Stocks, FX rattled by weak Chinese data, inflation jitters
* Turkish lira hits seventh straight record low
* Chinese stocks drag MSCI EM index lower
* Czech producer inflation at over 28-year high
By Ambar Warrick
Oct 18 (Reuters) - Emerging market stocks and currencies fell on Monday as data showing slower-than-expected Chinese economic growth dented sentiment, while investors also fretted over rising inflation pushing up interest rates in the developed world.
MSCI's index of emerging market (EM) currencies .MIEM00000CUS fell 0.1%, as U.S. Treasury yields and the dollar rose, making risk-driven assets appear less attractive.
Recent gains in oil prices on hopes of recovering demand, fed further into inflation concerns.
In Europe, the Middle East, and Africa (EMEA), South Africa's rand ZAR= and Russia's rouble RUB= shed 0.6% and 0.5%, respectively, while Turkey's lira TRY= hit a record low for a seventh consecutive session, at 9.2932 to the dollar.

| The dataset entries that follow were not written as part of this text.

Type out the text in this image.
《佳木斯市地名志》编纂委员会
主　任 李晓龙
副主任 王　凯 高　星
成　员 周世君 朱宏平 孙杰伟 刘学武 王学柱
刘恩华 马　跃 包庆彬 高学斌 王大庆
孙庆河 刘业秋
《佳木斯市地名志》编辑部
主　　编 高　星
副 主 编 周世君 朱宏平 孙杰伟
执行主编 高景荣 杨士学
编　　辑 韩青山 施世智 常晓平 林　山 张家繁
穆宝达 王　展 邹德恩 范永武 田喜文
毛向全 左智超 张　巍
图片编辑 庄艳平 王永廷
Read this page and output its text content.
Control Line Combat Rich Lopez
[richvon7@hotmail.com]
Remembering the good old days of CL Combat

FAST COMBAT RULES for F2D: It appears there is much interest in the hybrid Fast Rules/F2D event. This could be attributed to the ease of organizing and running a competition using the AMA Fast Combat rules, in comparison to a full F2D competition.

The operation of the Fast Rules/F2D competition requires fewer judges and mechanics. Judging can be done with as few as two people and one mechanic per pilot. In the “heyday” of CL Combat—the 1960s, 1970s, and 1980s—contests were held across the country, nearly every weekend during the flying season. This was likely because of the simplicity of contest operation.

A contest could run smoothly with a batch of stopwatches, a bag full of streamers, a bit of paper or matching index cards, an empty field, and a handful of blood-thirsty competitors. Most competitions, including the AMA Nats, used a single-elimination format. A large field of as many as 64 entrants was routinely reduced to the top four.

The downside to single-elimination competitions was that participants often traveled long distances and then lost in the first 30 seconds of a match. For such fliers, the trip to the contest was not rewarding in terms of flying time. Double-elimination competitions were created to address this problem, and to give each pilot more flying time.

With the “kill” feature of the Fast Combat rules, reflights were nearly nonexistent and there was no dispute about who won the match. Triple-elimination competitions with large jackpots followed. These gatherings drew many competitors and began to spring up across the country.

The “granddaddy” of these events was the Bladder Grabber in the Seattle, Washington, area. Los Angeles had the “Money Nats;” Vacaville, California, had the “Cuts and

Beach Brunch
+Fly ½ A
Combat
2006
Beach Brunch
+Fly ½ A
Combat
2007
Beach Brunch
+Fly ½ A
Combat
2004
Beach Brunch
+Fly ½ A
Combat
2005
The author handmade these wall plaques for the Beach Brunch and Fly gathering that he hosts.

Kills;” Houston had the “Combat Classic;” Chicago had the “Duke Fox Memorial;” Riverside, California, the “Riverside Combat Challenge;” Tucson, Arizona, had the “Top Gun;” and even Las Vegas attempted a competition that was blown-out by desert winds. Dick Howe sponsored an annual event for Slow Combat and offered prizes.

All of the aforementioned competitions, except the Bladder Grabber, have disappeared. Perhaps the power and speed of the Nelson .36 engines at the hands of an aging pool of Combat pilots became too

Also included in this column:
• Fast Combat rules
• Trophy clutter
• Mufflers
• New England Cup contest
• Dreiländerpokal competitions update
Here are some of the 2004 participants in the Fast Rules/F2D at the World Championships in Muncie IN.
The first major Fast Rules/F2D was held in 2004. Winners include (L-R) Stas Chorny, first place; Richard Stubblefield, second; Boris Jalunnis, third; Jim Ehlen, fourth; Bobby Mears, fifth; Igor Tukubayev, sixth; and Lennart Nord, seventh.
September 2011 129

MSCI's EM stock index .MSCIEF fell 0.3%, with Hong Kong and Chinese stocks weighing the most after data showed the mainland economy hit its slowest pace of growth in a year during the third quarter.
China is a major trade destination for emerging markets, which is why an energy crunch in the country, coupled with a burgeoning debt crisis in its real estate sector, has hurt sentiment in recent weeks.
Most stock indexes in EMEA also fell, with Russian stocks .IMOEX 0.8% off recent record highs.
"There are two key downside risks to China's economic growth... One is a more pronounced deceleration in real estate investment, and the other is disruptions from electricity shortage," analysts at Credit Suisse wrote in a note.
"The effects of both are almost surely reflected in Q3 numbers," they said, adding that the impact from the two shocks on annual GDP would be "modest".
China's real estate stocks .CSI000952 sank 2.6%, as market expectations for a reserve requirement ratio cut were diminished, and as fears of a new property tax grew.
But property-linked bonds appeared to be faring better after a major rout last week.
In Turkey, the lira saw no respite from a more than one-week sell-down after data showed rising inflation and President Tayyip Erdogan dismissed three central bank policymakers on differences over policy views.
Investors now fear a possible interest rate cut this week, despite surging inflation.
In central Europe, the Czech crown EURCZK= fell 0.2% to the euro after data showed Czech industrial producer prices jumped at their highest pace since 1993 in September.
The Czech central bank, along with most of its regional peers, is expected to continue raising interest rates in the near future, to counter a spike in inflation.